Several weeks later, I received an e-mail from Francois Davoust, a financial adviser who lives in Calvados, a region of Normandy famous for its apple brandy. His English was rudimentary, but good enough to communicate his intention: He wanted to talk about Alex.

Davoust said Despallieres had been living in and around the Normandy town of Lisieux, and had already come to the attention of the local authorities. After getting out of prison, he stayed briefly at a small hotel downtown, whose owner complained to police that he hadn’t paid his bill. Then he spent 10 days at the home of a factory worker who says Despallieres declared himself a top executive of Facebook (FB)—and stole some clothes.

Most recently, Despallieres had been living on a horse farm where he shared a cottage with a Malaysian-born friend from prison and a 59-year-old cleaning woman. The woman had allowed Despallieres into a customer’s mansion, with stunning views of the Normandy coast, where he filmed a YouTube video and gave another interview to the news show Sept a Huit. The mansion’s owner, a Paris businessman who spoke on condition of anonymity, saw the program, fired the cleaning lady, and called the police.

Despallieres claimed he was going to be the subject of a Hollywood film and asked Davoust to be his agent.

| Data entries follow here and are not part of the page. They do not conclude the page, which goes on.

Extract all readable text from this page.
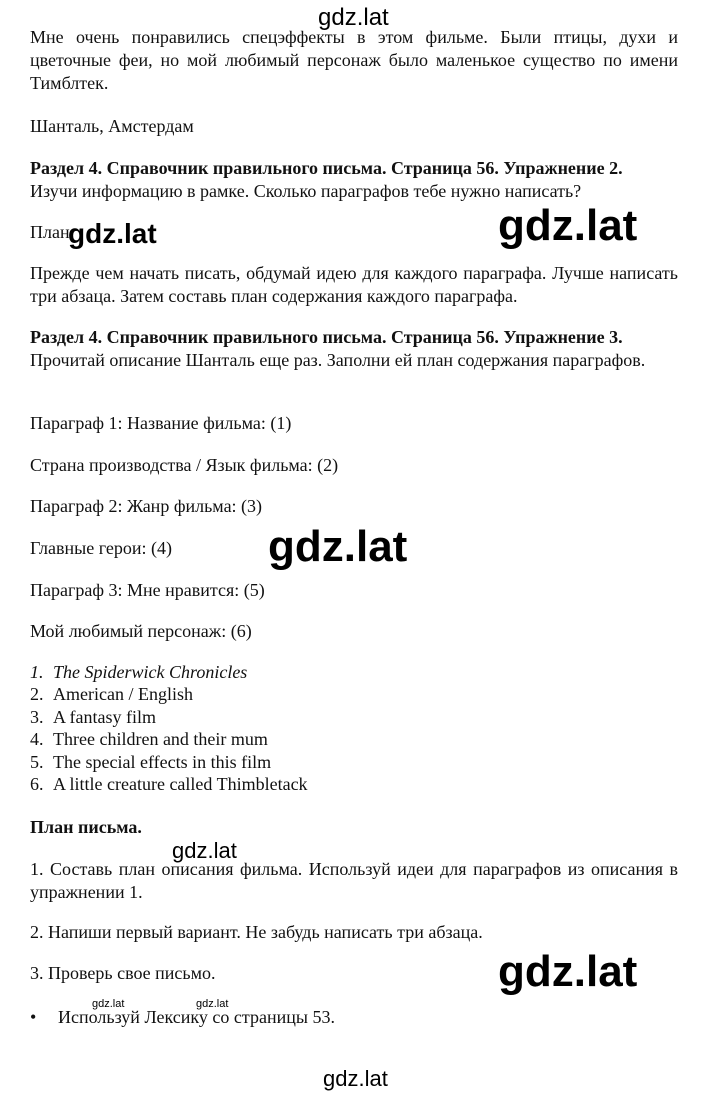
gdz.lat

Мне очень понравились спецэффекты в этом фильме. Были птицы, духи и цветочные феи, но мой любимый персонаж было маленькое существо по имени Тимблтек.

Шанталь, Амстердам

Раздел 4. Справочник правильного письма. Страница 56. Упражнение 2.

Изучи информацию в рамке. Сколько параграфов тебе нужно написать?

План

gdz.lat	gdz.lat

Прежде чем начать писать, обдумай идею для каждого параграфа. Лучше написать три абзаца. Затем составь план содержания каждого параграфа.

Раздел 4. Справочник правильного письма. Страница 56. Упражнение 3.

Прочитай описание Шанталь еще раз. Заполни ей план содержания параграфов.

Параграф 1: Название фильма: (1)

Страна производства / Язык фильма: (2)

Параграф 2: Жанр фильма: (3)

Главные герои: (4)	gdz.lat

Параграф 3: Мне нравится: (5)

Мой любимый персонаж: (6)

1. The Spiderwick Chronicles
2. American / English
3. A fantasy film
4. Three children and their mum
5. The special effects in this film
6. A little creature called Thimbletack

План письма.

gdz.lat

1. Составь план описания фильма. Используй идеи для параграфов из описания в упражнении 1.

2. Напиши первый вариант. Не забудь написать три абзаца.

3. Проверь свое письмо.	gdz.lat
gdz.lat	gdz.lat
•	Используй Лексику со страницы 53.
gdz.lat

They signed a contract, and Despallieres asked to be driven to Paris for a meeting with the movie producer: me.

Davoust dropped Despallieres at the Bloomberg offices and waited in the lobby of a hotel across the street. Afterwards, Despallieres said the project was on track and promised to fly Davoust and his family to California, where he had arranged a meeting with Lady Gaga. Soon after, Davoust discovered that the SIM cards had been removed from two of his cellphones, and that someone had used them to make calls to Malaysia. Davoust tried to reach Despallieres but his calls weren’t returned. He, too, has filed a complaint with the police. He has yet to meet Lady Gaga.